Castillo was born in 1973. That same year, Pinochet came into power after he and the Chilean military overthrew president Salvador Allende in a coup supported by the United States and the CIA. He grew in Santiago and one of the only outlets for his imagination then was a cheap black-and-white television his parents purchased. He was fascinated by American culture as represented in the works of fiction of Disney cartoons and films, the Merrie Melodies, Looney Tunes and Star Wars, to name a few. Years later, he learned that the same country whose culture he loved played a significant role in the coup that brought Pinochet to power and led to the suffering of millions in his country. That dark realization led to his first visions.

“Suddenly, there appeared from the television a character with a hideous Pinocchio mask with an enormous nose, and I immediately began to draw it,” he recalls. “I drew many of these types of characters and it quickly became an obsession…it’s very curious because this iconography, which is very personal and super interesting to me, was born out of a crisis, out of a true and real experience. It grew from that and is now its own little universe.”

Castillo left for Barcelona in 2004 where he was invited to paint a mural at an arts festival. The owner of a local gallery loved his work and invited to exhibit his works at the gallery. Just like that, his career in the arts, which had stagnated in his native country, took off. The global economic crisis of 2008 put a halt to that as Spain fell into a deep recession (as many other countries did) and the gallery he worked at closed. Luck was on Castillo’s side again as a gallery owner in Los Angeles invited him to exhibit his work in 2009. He’s lived and worked here ever since.

“Hollywood Dreams” is the continuation of a body of work that critiques numerous aspects of American life and its many structures of power. The first such exhibit was “Gameland” in 2011, which showed the sinister side of a child’s paradise or fantasy land. Next came “Dreamland,” a painting of a nightmare world, an obvious twist on the definitions of both that leads viewers to the sinister underbelly of the world. Finally, there’s “Hollywood Dreams,” in which he flips the literal script on Hollywood and the nation’s myth of industrial development and the American dream.

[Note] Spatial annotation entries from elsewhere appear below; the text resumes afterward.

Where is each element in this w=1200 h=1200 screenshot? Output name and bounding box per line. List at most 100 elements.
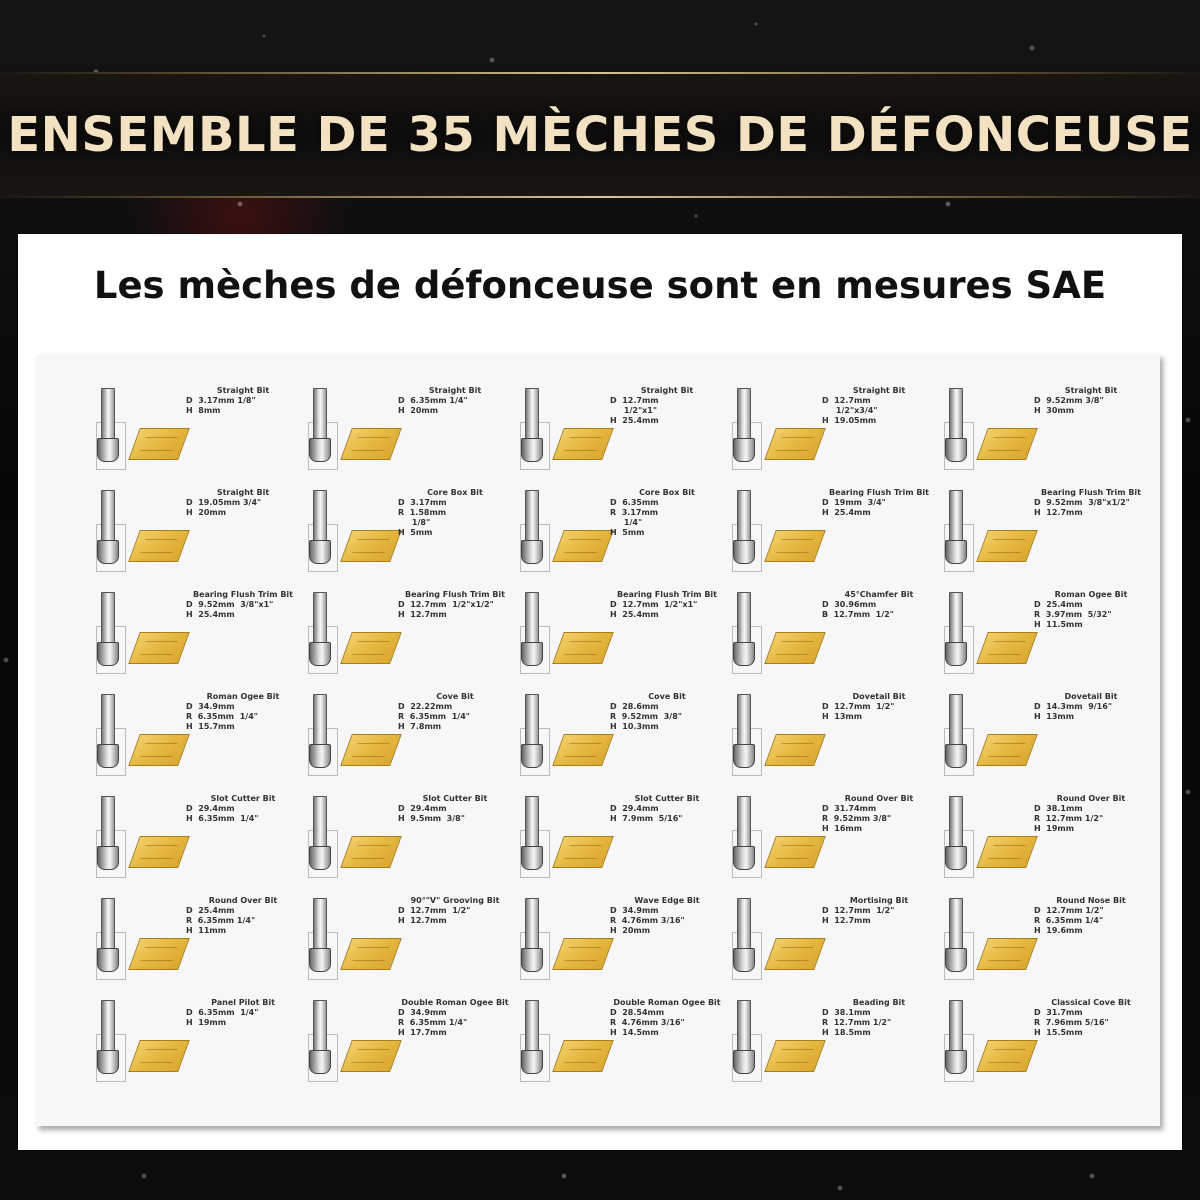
bit-spec-line: D 12.7mm 1/2" [822, 906, 895, 915]
bit-spec-line: H 12.7mm [822, 916, 871, 925]
wood-profile-image [976, 734, 1038, 766]
bit-spec-line: R 6.35mm 1/4" [398, 712, 470, 721]
bit-cutter-image [521, 1050, 543, 1074]
bit-spec-line: H 20mm [398, 406, 439, 415]
bit-spec-line: H 7.9mm 5/16" [610, 814, 683, 823]
bit-spec: Dovetail Bit D 12.7mm 1/2" H 13mm [816, 692, 942, 722]
bit-spec-line: D 6.35mm [610, 498, 659, 507]
wood-profile-image [552, 1040, 614, 1072]
wood-profile-image [552, 938, 614, 970]
bit-spec-line: 1/2"x1" [610, 406, 658, 415]
bit-cutter-image [733, 642, 755, 666]
router-bit-item: Straight Bit D 6.35mm 1/4" H 20mm [306, 384, 518, 486]
wood-profile-image [340, 836, 402, 868]
bit-spec: Classical Cove Bit D 31.7mm R 7.96mm 5/16"… [1028, 998, 1154, 1038]
bit-spec: Slot Cutter Bit D 29.4mm H 6.35mm 1/4" [180, 794, 306, 824]
bit-spec: Double Roman Ogee Bit D 28.54mm R 4.76mm 3… [604, 998, 730, 1038]
bit-name: Straight Bit [640, 386, 694, 395]
bit-spec: Double Roman Ogee Bit D 34.9mm R 6.35mm 1/… [392, 998, 518, 1038]
router-bit-item: Bearing Flush Trim Bit D 19mm 3/4" H 25.4m… [730, 486, 942, 588]
router-bit-item: Round Over Bit D 25.4mm R 6.35mm 1/4" H 11m… [94, 894, 306, 996]
bit-name: Round Nose Bit [1056, 896, 1126, 905]
bit-spec-line: D 3.17mm [398, 498, 447, 507]
wood-profile-image [764, 632, 826, 664]
bit-spec-line: D 9.52mm 3/8" [1034, 396, 1104, 405]
bit-name: Dovetail Bit [1064, 692, 1118, 701]
router-bit-item: Slot Cutter Bit D 29.4mm H 9.5mm 3/8" [306, 792, 518, 894]
bit-spec-line: D 28.54mm [610, 1008, 665, 1017]
bit-spec-line: H 13mm [822, 712, 863, 721]
router-bit-item: Bearing Flush Trim Bit D 9.52mm 3/8"x1" H … [94, 588, 306, 690]
router-bit-item: Dovetail Bit D 12.7mm 1/2" H 13mm [730, 690, 942, 792]
bit-spec-line: H 30mm [1034, 406, 1075, 415]
router-bit-item: Straight Bit D 9.52mm 3/8" H 30mm [942, 384, 1154, 486]
bit-name: Dovetail Bit [852, 692, 906, 701]
router-bit-item: Dovetail Bit D 14.3mm 9/16" H 13mm [942, 690, 1154, 792]
router-bit-item: Round Over Bit D 31.74mm R 9.52mm 3/8" H 16… [730, 792, 942, 894]
bit-name: Round Over Bit [1056, 794, 1126, 803]
bit-name: Bearing Flush Trim Bit [404, 590, 505, 599]
bit-spec-line: R 3.97mm 5/32" [1034, 610, 1112, 619]
router-bit-item: Core Box Bit D 6.35mm R 3.17mm 1/4" H 5mm [518, 486, 730, 588]
bit-spec: Core Box Bit D 3.17mm R 1.58mm 1/8" H 5mm [392, 488, 518, 538]
bit-spec-line: R 6.35mm 1/4" [186, 916, 256, 925]
bit-cutter-image [97, 1050, 119, 1074]
bit-spec: Mortising Bit D 12.7mm 1/2" H 12.7mm [816, 896, 942, 926]
bit-spec: 90°"V" Grooving Bit D 12.7mm 1/2" H 12.7mm [392, 896, 518, 926]
bit-spec-line: H 25.4mm [610, 416, 659, 425]
bit-spec-line: D 12.7mm 1/2"x1" [610, 600, 698, 609]
bit-spec: Round Nose Bit D 12.7mm 1/2" R 6.35mm 1/4"… [1028, 896, 1154, 936]
router-bit-item: 90°"V" Grooving Bit D 12.7mm 1/2" H 12.7mm [306, 894, 518, 996]
wood-profile-image [128, 836, 190, 868]
router-bit-item: Round Over Bit D 38.1mm R 12.7mm 1/2" H 19m… [942, 792, 1154, 894]
bit-spec: Bearing Flush Trim Bit D 19mm 3/4" H 25.4m… [816, 488, 942, 518]
wood-profile-image [340, 734, 402, 766]
bit-name: Core Box Bit [427, 488, 483, 497]
bit-spec-line: R 1.58mm [398, 508, 447, 517]
bit-cutter-image [309, 540, 331, 564]
bit-spec: Roman Ogee Bit D 25.4mm R 3.97mm 5/32" H 11… [1028, 590, 1154, 630]
bit-cutter-image [97, 948, 119, 972]
bit-cutter-image [945, 948, 967, 972]
bit-name: Core Box Bit [639, 488, 695, 497]
bit-name: 45°Chamfer Bit [844, 590, 914, 599]
router-bit-item: Core Box Bit D 3.17mm R 1.58mm 1/8" H 5mm [306, 486, 518, 588]
bit-cutter-image [733, 1050, 755, 1074]
bit-spec-line: D 30.96mm [822, 600, 877, 609]
bit-spec-line: D 14.3mm 9/16" [1034, 702, 1112, 711]
bit-spec-line: 1/2"x3/4" [822, 406, 878, 415]
router-bit-item: Straight Bit D 3.17mm 1/8" H 8mm [94, 384, 306, 486]
wood-profile-image [976, 428, 1038, 460]
bit-spec-line: H 25.4mm [610, 610, 659, 619]
bit-spec: Straight Bit D 19.05mm 3/4" H 20mm [180, 488, 306, 518]
router-bit-item: Panel Pilot Bit D 6.35mm 1/4" H 19mm [94, 996, 306, 1098]
title-banner [0, 72, 1200, 198]
bit-spec-line: D 22.22mm [398, 702, 453, 711]
bit-name: Round Over Bit [208, 896, 278, 905]
wood-profile-image [552, 428, 614, 460]
bit-spec: Straight Bit D 3.17mm 1/8" H 8mm [180, 386, 306, 416]
bit-name: Double Roman Ogee Bit [401, 998, 509, 1007]
bit-spec-line: H 5mm [610, 528, 645, 537]
bit-cutter-image [945, 438, 967, 462]
bit-name: Straight Bit [216, 488, 270, 497]
bit-spec-line: H 9.5mm 3/8" [398, 814, 465, 823]
bit-name: 90°"V" Grooving Bit [410, 896, 500, 905]
wood-profile-image [976, 836, 1038, 868]
router-bit-item: Slot Cutter Bit D 29.4mm H 7.9mm 5/16" [518, 792, 730, 894]
wood-profile-image [128, 1040, 190, 1072]
router-bit-item: Roman Ogee Bit D 25.4mm R 3.97mm 5/32" H 11… [942, 588, 1154, 690]
bit-spec-line: R 6.35mm 1/4" [398, 1018, 468, 1027]
wood-profile-image [764, 938, 826, 970]
bit-spec-line: H 12.7mm [1034, 508, 1083, 517]
router-bit-item: Double Roman Ogee Bit D 28.54mm R 4.76mm 3… [518, 996, 730, 1098]
bit-spec-line: D 28.6mm [610, 702, 659, 711]
bit-spec: Round Over Bit D 25.4mm R 6.35mm 1/4" H 11m… [180, 896, 306, 936]
wood-profile-image [340, 632, 402, 664]
bit-spec-line: D 9.52mm 3/8"x1" [186, 600, 274, 609]
router-bit-item: Cove Bit D 22.22mm R 6.35mm 1/4" H 7.8mm [306, 690, 518, 792]
wood-profile-image [764, 530, 826, 562]
bit-spec-line: H 25.4mm [186, 610, 235, 619]
bit-spec-line: H 8mm [186, 406, 221, 415]
bit-cutter-image [733, 948, 755, 972]
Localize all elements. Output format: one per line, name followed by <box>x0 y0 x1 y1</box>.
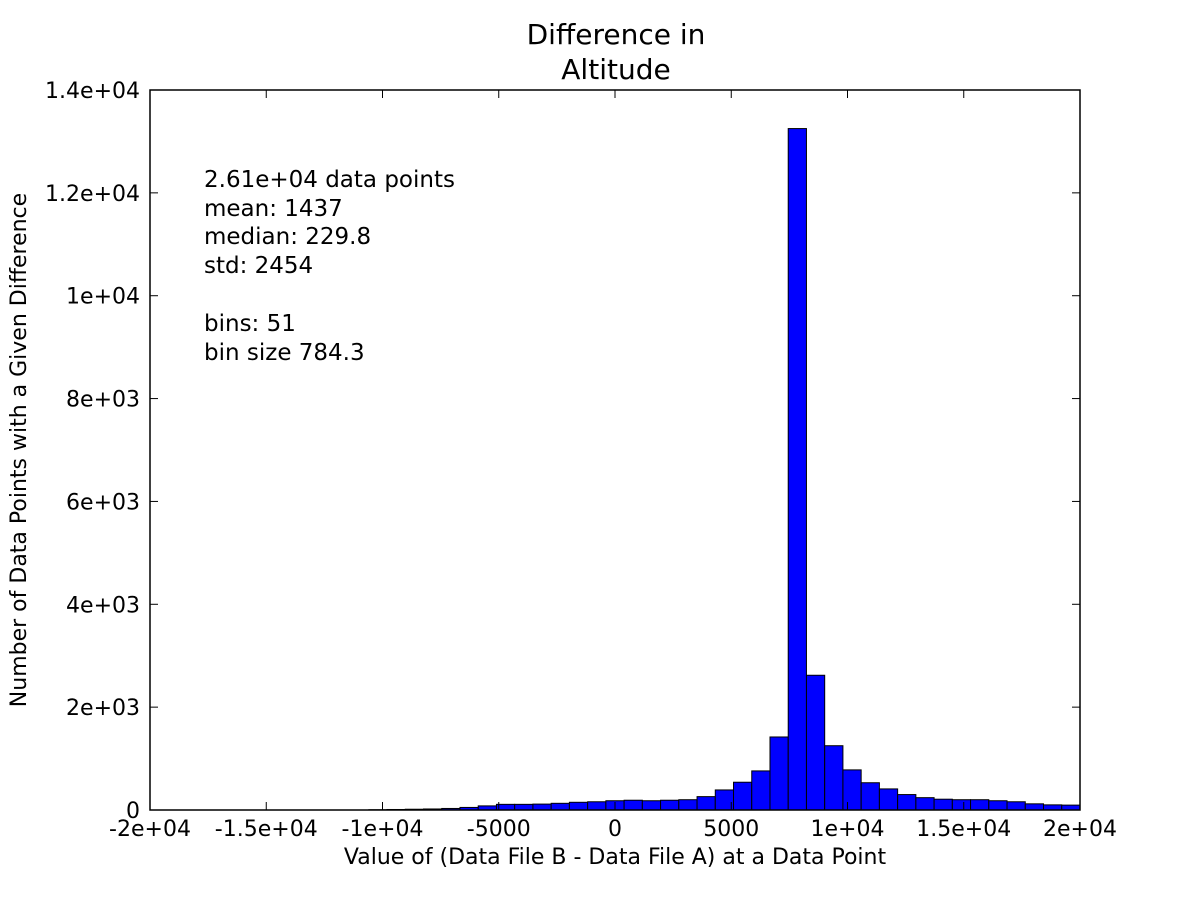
histogram-bar <box>623 799 643 811</box>
histogram-bar <box>660 799 680 811</box>
stats-line-count: 2.61e+04 data points <box>204 167 455 193</box>
histogram-bar <box>824 745 844 811</box>
histogram-bar <box>1043 804 1063 811</box>
stats-line-median: median: 229.8 <box>204 224 371 250</box>
y-tick-label: 2e+03 <box>66 696 140 721</box>
x-axis-tick-labels: -2e+04 -1.5e+04 -1e+04 -5000 0 5000 1e+04 1.5e+… <box>109 817 1117 842</box>
stats-line-std: std: 2454 <box>204 253 313 279</box>
axis-ticks <box>149 89 1081 811</box>
x-tick-label: -1e+04 <box>342 817 424 842</box>
histogram-bar <box>915 797 935 811</box>
histogram-bar <box>805 674 826 811</box>
histogram-bar <box>933 798 953 811</box>
histogram-bar <box>751 770 771 811</box>
y-tick-label: 8e+03 <box>66 388 140 413</box>
histogram-bar <box>897 794 917 811</box>
x-tick-label: 0 <box>608 817 622 842</box>
histogram-bar <box>568 801 589 811</box>
chart-title-line-1: Difference in <box>527 18 706 51</box>
histogram-bar <box>587 801 607 811</box>
histogram-bar <box>970 799 990 811</box>
histogram-bar <box>1024 803 1045 811</box>
histogram-bar <box>733 781 753 811</box>
histogram-bar <box>787 128 807 811</box>
y-tick-label: 1.2e+04 <box>45 182 140 207</box>
stats-line-bins: bins: 51 <box>204 311 296 337</box>
histogram-bar <box>550 802 570 811</box>
x-tick-label: -1.5e+04 <box>215 817 318 842</box>
histogram-bar <box>532 803 552 811</box>
histogram-bar <box>514 803 534 811</box>
histogram-bar <box>678 799 698 811</box>
stats-line-bin-size: bin size 784.3 <box>204 340 365 366</box>
x-tick-label: -5000 <box>467 817 531 842</box>
histogram-bar <box>951 799 972 811</box>
y-tick-label: 1.4e+04 <box>45 79 140 104</box>
histogram-bar <box>878 788 899 811</box>
histogram-bar <box>769 736 789 811</box>
stats-annotation: 2.61e+04 data points mean: 1437 median: … <box>204 167 455 366</box>
chart-title-line-2: Altitude <box>561 53 670 86</box>
y-tick-label: 1e+04 <box>66 285 140 310</box>
histogram-bar <box>860 782 880 811</box>
histogram-bar <box>842 769 862 811</box>
x-tick-label: 5000 <box>703 817 759 842</box>
chart-title: Difference in Altitude <box>527 18 706 86</box>
y-axis-tick-labels: 0 2e+03 4e+03 6e+03 8e+03 1e+04 1.2e+04 1.4e+04 <box>45 79 140 824</box>
histogram-bar <box>641 800 662 811</box>
y-tick-label: 6e+03 <box>66 490 140 515</box>
x-axis-label: Value of (Data File B - Data File A) at … <box>344 845 887 870</box>
x-tick-label: 1e+04 <box>811 817 885 842</box>
histogram-bar <box>988 800 1008 811</box>
y-tick-label: 0 <box>126 799 140 824</box>
x-tick-label: -2e+04 <box>109 817 191 842</box>
histogram-bar <box>1006 801 1026 811</box>
stats-line-mean: mean: 1437 <box>204 196 343 222</box>
x-tick-label: 2e+04 <box>1043 817 1117 842</box>
x-tick-label: 1.5e+04 <box>916 817 1011 842</box>
y-axis-label: Number of Data Points with a Given Diffe… <box>7 193 32 707</box>
y-tick-label: 4e+03 <box>66 593 140 618</box>
histogram-bar <box>696 796 716 811</box>
histogram-bars <box>368 128 1081 811</box>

Victor Castillo's "Dreamland" | Courtesy of the artist
Victor Castillo's "Dreamland" | Courtesy of the artist
Victor Castillo's "This Land is Your Land" | Courtesy of the artist
Victor Castillo's "This Land is Your Land" | Courtesy of the artist

“I’m playing with this notion of the land of freedom, the land of opportunity, the land of dreams from an ironic point of view,” Castillo explains, “because, at its core, that has been the grand narrative of the United States — [that] is the land of opportunity and liberty when it most clearly is not. It’s an illusion. Independent of all the wonderful things in this country, I don’t see it as a positive reference point, not at all, when you consider the social degradation, the cultural degradation and the foreign policy of our time.

“I’m sure someone who is profoundly nationalist would tell me [to] get the hell out of here then,” he continues, “but many circumstances have brought me here and I feel I have a right to be here considering my life story especially how the United States has influenced so much my life…therefore, if they decide to change my country’s history to benefit themselves, then I believe I have the right to be here and try out this American experiment.”

“I don’t, however, see myself staying here forever,” he says with a laugh.

Top Image: Still from documentary on Victor Castillo, "Hollywood Dreams" | Courtesy of Loica and Barefoot Productions

Editor's note: The story has been updated, removing the reference to Victor Castillo's childhood in the slums of Santiago. While this was the case, he eventually moved to upper middle class neighborhood. It also removes a quote that was said in jest to the writer. "Dreamland" is also a single painting instead of a series of paintings.